Some organisations have invested in ambient dictation software so clinicians spend less time writing up notes. While staff in other organisations bear more resemblance to scribes or detectives in 70s police dramas doing paperwork – with surveyed hospital consultants spending 4.7 hours a week on average on documentation each week out of their normal working hours. And while clinicians in some organisations struggle with logging in to multiple slowly-loading systems (as one clinician said: ‘when it takes longer to wait for systems to load than to walk to the patient it defeats the purpose of remote monitoring’), other organisations have slashed log-in times using single-sign-on technology.
Of course, tackling these problems is easier said than done. Offering NHS staff free car parking on-site sounds like a no-brainer, unless you are an organisation in the middle of a conurbation with 1,000 parking spaces for nearly 20,000 staff. And keeping canteens open out-of-hours might not help on-call staff get hot meals if they work on a labour ward at the end of one of the longest corridors in Europe.

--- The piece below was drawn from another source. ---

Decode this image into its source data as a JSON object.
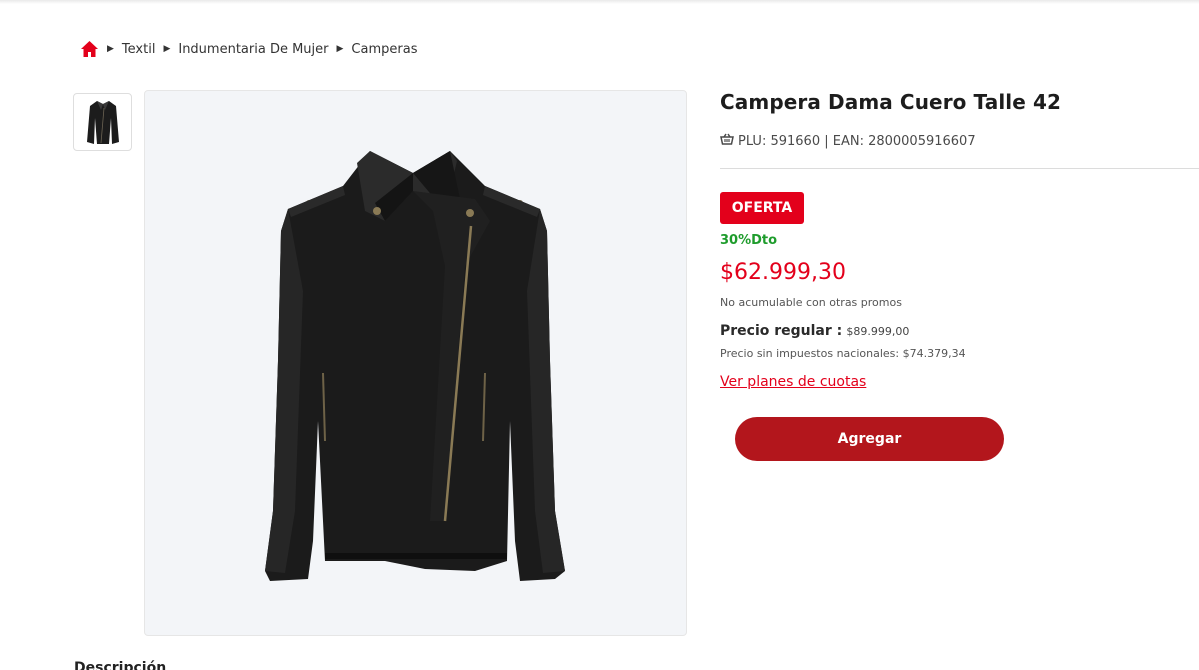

But even if these things are easier said than done, they are also not impossible.
But ultimately, NHS staff are employed by local organisations and some of the responsibility also lies with them.

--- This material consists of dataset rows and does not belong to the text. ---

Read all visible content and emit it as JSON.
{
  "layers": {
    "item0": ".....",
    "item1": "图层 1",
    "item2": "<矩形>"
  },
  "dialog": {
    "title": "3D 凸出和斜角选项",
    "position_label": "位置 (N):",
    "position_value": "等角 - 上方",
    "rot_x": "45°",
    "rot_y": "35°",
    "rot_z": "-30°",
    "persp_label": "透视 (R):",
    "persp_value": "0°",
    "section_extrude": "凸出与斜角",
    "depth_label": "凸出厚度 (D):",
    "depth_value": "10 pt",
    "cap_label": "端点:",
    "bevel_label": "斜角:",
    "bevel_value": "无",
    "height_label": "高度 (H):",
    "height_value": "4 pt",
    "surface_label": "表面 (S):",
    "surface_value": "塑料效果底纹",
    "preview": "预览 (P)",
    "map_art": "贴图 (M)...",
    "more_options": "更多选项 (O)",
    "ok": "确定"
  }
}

National bodies and the government have some role to play in all this, including providing dedicated funding and guidance for improving staff health and wellbeing, and creating an environment where staff feel like they can ‘get rid of stupid stuff’. But ultimately, NHS staff are employed by local organisations and some of the responsibility also lies with them. It is employers who will worry most about 52% of midwives feeling dehydrated because they don’t have time to get a drink; about the quarter of staff who use their cars or store cupboards as a quiet space to unwind before returning to their shift; and about the higher rates of chronic illnesses like diabetes in shift workers.

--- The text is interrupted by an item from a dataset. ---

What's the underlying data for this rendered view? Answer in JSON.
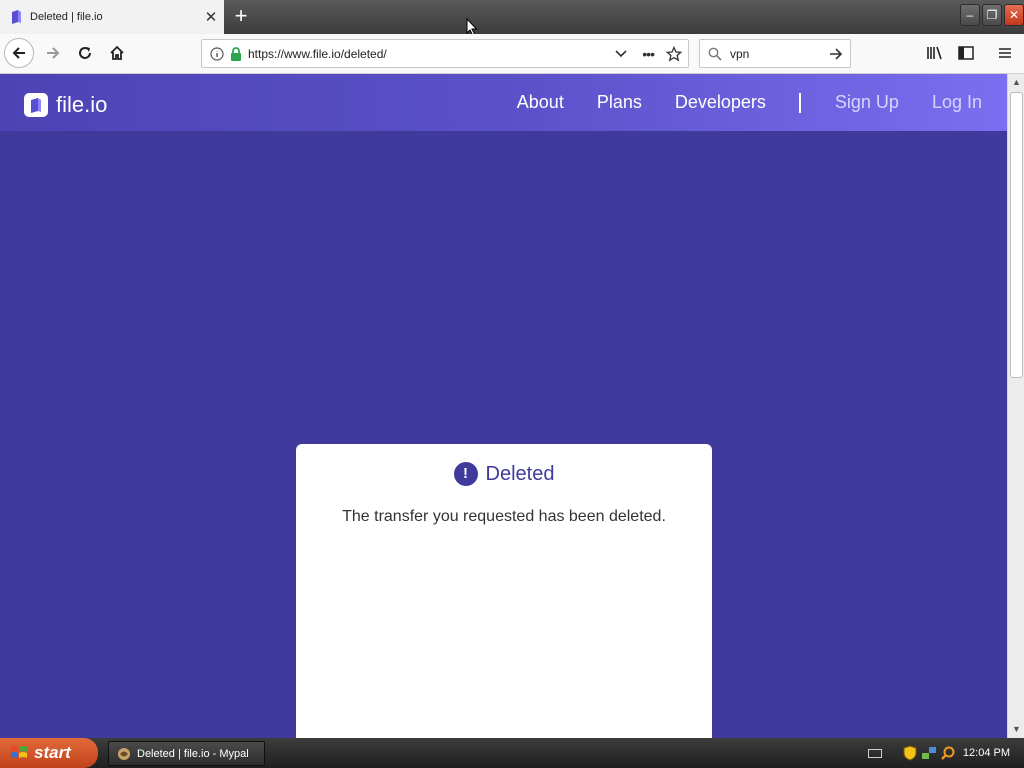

The types of improvements to the physical working experience of staff in Table 1 and the snags and niggles outlined above share some common characteristics. They are:
relatively small in scale – while they might take time to negotiate and deliver, they are not going to account for substantial additional spending, for example, developing a points-based system to prioritise access to free staff car-parking, rather than building a new car park in the middle of a city
not novel or contentious – putting in smart fridges that are accessible to staff who work far away from mess halls or providing an on-site nursery or creche are unlikely to need the same HM Treasury approvals that novel financing arrangements like staff salary advance schemes might
can be delivered by one organisation largely acting alone – good practice could be shared with other organisations, but you don’t need other organisations to put in sleep pods, fix broken wheels on mobile computers or improve the management of staff rotas and scheduling.
The trend in health policy in England is towards ‘system-by-default.’ But not every problem in the NHS needs a system-response. And there are problems that need to be tackled whether there is a national workforce plan or not, whether the NHS is being flooded of cash or starved of it. It might not always feel like it, but if you lead a local NHS organisation you are cloaked in incredible power. And there are plenty of CoWs to fix.